Fitch Affirms McDonald's IDRs at 'A/F1' on Shareholder Return Plan; Outlook Stable

  Fitch Affirms McDonald's IDRs at 'A/F1' on Shareholder Return Plan; Outlook
  Stable

Business Wire

CHICAGO -- May 28, 2014

Fitch Ratings has affirmed the ratings of McDonald's Corporation (NYSE: MCD)
after the firm's three-year total cash return announcement. Fitch has affirmed
the ratings as follows:

--Long-term Issuer Default Rating (IDR) at 'A';

--Bank credit facilities at 'A';

--Senior unsecured debt at 'A';

--Short-term IDR at 'F1';

--Commercial paper at 'F1'.

The Rating Outlook is Stable. At March 31, 2014, McDonald's had $13.9 billion
of total debt.

Key Rating Drivers:

Three-Year Total Cash Shareholder Return Target

The affirmation of McDonald's ratings follows the company's announcement that
it intends to return $18 billion - $20 billion of cash to shareholders between
2014 and 2016 through a combination of dividends and share repurchases. The
commitment represents a 10% - 20% increase over the $16.4 billion returned
over the 2011 - 2013 year period. The firm also expects to refranchise at
least 1,500 restaurants and reallocate resources related to general and
administrative expenses toward higher return initiatives, including its
digital capabilities.

McDonald's financial strategy has consistently been to reinvest in its
business, return cash to shareholders, and maintain credit statistics
appropriate for an 'A' credit rating.

The firm has not articulated how much incremental debt it will incur to fund
its three-year return commitment. However, Fitch believes the vast majority
will be funded with internally generated cash flow, proceeds from
refranchising, and other sources of liquidity in order to maintain current
ratings.

Fitch projects that McDonald's can generate over $21 billion of cumulative CFO
during the three-year period ended 2016. Management expects capital
expenditures to be between $2.9 billion and $3 billion in 2014 but has not
provided guidance for subsequent years. Potential proceeds from refranchising
have not been disclosed. McDonald's last major refranchising transaction was
the sale of 1,571 units in Latin America during 2007, which resulted in $648
million of net proceeds.

Credit metrics are expected to remain acceptable for current ratings but a
slight increase in leverage would eliminate room to accommodate additional
weakening of same-store sales (SSS), operating income, and margins. Two years
of flat to negative global SSS and continued margin contraction concurrent
with a material increase in debt could lead to a negative rating action.

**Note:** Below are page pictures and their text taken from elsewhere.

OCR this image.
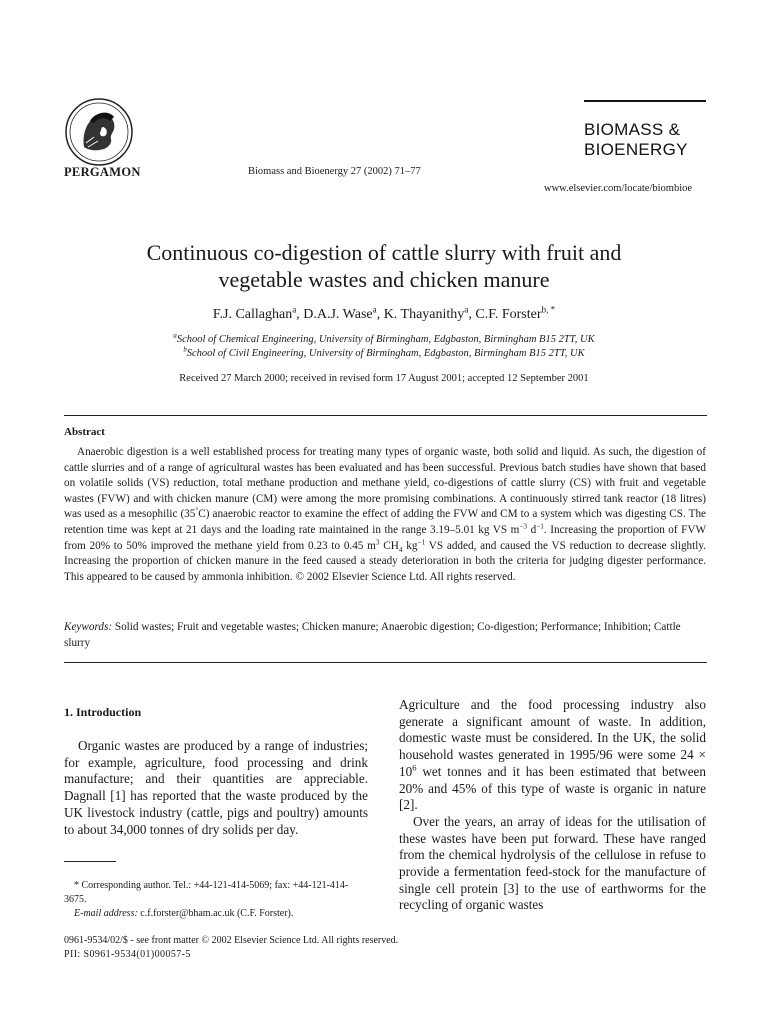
PERGAMON	Biomass and Bioenergy 27 (2002) 71–77
BIOMASS &
BIOENERGY
www.elsevier.com/locate/biombioe
Continuous co-digestion of cattle slurry with fruit and
vegetable wastes and chicken manure
F.J. Callaghan$^a$, D.A.J. Wase$^a$, K. Thayanithy$^a$, C.F. Forster$^{b, *}$
$^a$School of Chemical Engineering, University of Birmingham, Edgbaston, Birmingham B15 2TT, UK
$^b$School of Civil Engineering, University of Birmingham, Edgbaston, Birmingham B15 2TT, UK
Received 27 March 2000; received in revised form 17 August 2001; accepted 12 September 2001
Abstract
Anaerobic digestion is a well established process for treating many types of organic waste, both solid and liquid. As such, the digestion of cattle slurries and of a range of agricultural wastes has been evaluated and has been successful. Previous batch studies have shown that based on volatile solids (VS) reduction, total methane production and methane yield, co-digestions of cattle slurry (CS) with fruit and vegetable wastes (FVW) and with chicken manure (CM) were among the more promising combinations. A continuously stirred tank reactor (18 litres) was used as a mesophilic (35°C) anaerobic reactor to examine the effect of adding the FVW and CM to a system which was digesting CS. The retention time was kept at 21 days and the loading rate maintained in the range 3.19–5.01 kg VS $m^{-3}$ $d^{-1}$. Increasing the proportion of FVW from 20% to 50% improved the methane yield from 0.23 to 0.45 $m^3$ $CH_4$ $kg^{-1}$ VS added, and caused the VS reduction to decrease slightly. Increasing the proportion of chicken manure in the feed caused a steady deterioration in both the criteria for judging digester performance. This appeared to be caused by ammonia inhibition. © 2002 Elsevier Science Ltd. All rights reserved.
Keywords: Solid wastes; Fruit and vegetable wastes; Chicken manure; Anaerobic digestion; Co-digestion; Performance; Inhibition; Cattle slurry
1. Introduction
Organic wastes are produced by a range of industries; for example, agriculture, food processing and drink manufacture; and their quantities are appreciable. Dagnall [1] has reported that the waste produced by the UK livestock industry (cattle, pigs and poultry) amounts to about 34,000 tonnes of dry solids per day.

Agriculture and the food processing industry also generate a significant amount of waste. In addition, domestic waste must be considered. In the UK, the solid household wastes generated in 1995/96 were some $24 \times 10^6$ wet tonnes and it has been estimated that between 20% and 45% of this type of waste is organic in nature [2].

Over the years, an array of ideas for the utilisation of these wastes have been put forward. These have ranged from the chemical hydrolysis of the cellulose in refuse to provide a fermentation feed-stock for the manufacture of single cell protein [3] to the use of earthworms for the recycling of organic wastes

* Corresponding author. Tel.: +44-121-414-5069; fax: +44-121-414-3675.
E-mail address: c.f.forster@bham.ac.uk (C.F. Forster).
0961-9534/02/$ - see front matter © 2002 Elsevier Science Ltd. All rights reserved.
PII: S0961-9534(01)00057-5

Substantial Cash Flow Generation

McDonald's cash flow from operations (CFO) has grown at an 8% compound annual
growth rate since 2003 to $7.1 billion in 2013. CFO growth slowed recently due
to more modest sales and operating income growth but remains substantial. Free
cash flow (FCF - defined as cash flow from operations less capital
expenditures and dividends) has averaged $1.5 billion since 2003. A
re-acceleration of operating earnings and cash flow growth, driven by
McDonald's efforts to reignite SSS, would minimize any incremental debt
required to meet its three-year return target.

Strong Global Market Position

McDonald's is the world's largest restaurant company based on nearly $90
billion of system-wide sales and a widely respected brand. At Dec. 31, 2013,
the system had 35,429 worldwide units and during the year McDonald's generated
$28.2 billion of total revenue and $8.8 billion of operating income. The
firm's geographic segments and their percentage of 2013 revenue and operating
income were: the U.S. (32% and 43%), Europe (40% and 38%), APMEA
(Asia/Pacific, Middle East, and Africa) (23% and 17%), and Other Countries and
Corporate (5% and 2%).

Significant Franchise Revenue

At Dec. 31, 2013, franchisees and affiliates operated 81% of McDonald's units
while the remaining 19% were company-operated. Revenue from franchising
totaled $9.2 billion or 33% of McDonald's total revenue in 2013. Revenue from
franchising includes sales-based royalties and contractual rent payments.
McDonald's owns about 45% of the land and 70% of the buildings for its system
of restaurants. Net property and equipment had a book value of $25.7 billion
at Dec. 31, 2013. Fitch views McDonald's plan to refranchise at least 1,500
units with an emphasis on APMEA and Europe favorably but expects the firm to
continue to operate a material percentage of its units.

Proven Operating Strategy

McDonald's three global priorities include optimizing its menu, modernizing
the customer experience, and broadening accessibility to its brand. Annual
global SSS have only declined twice since 1997, despite multiple economic
recessions. McDonald's long-term, average annual constant currency financial
targets include 3% - 5% system sales and 6% - 7% operating income growth.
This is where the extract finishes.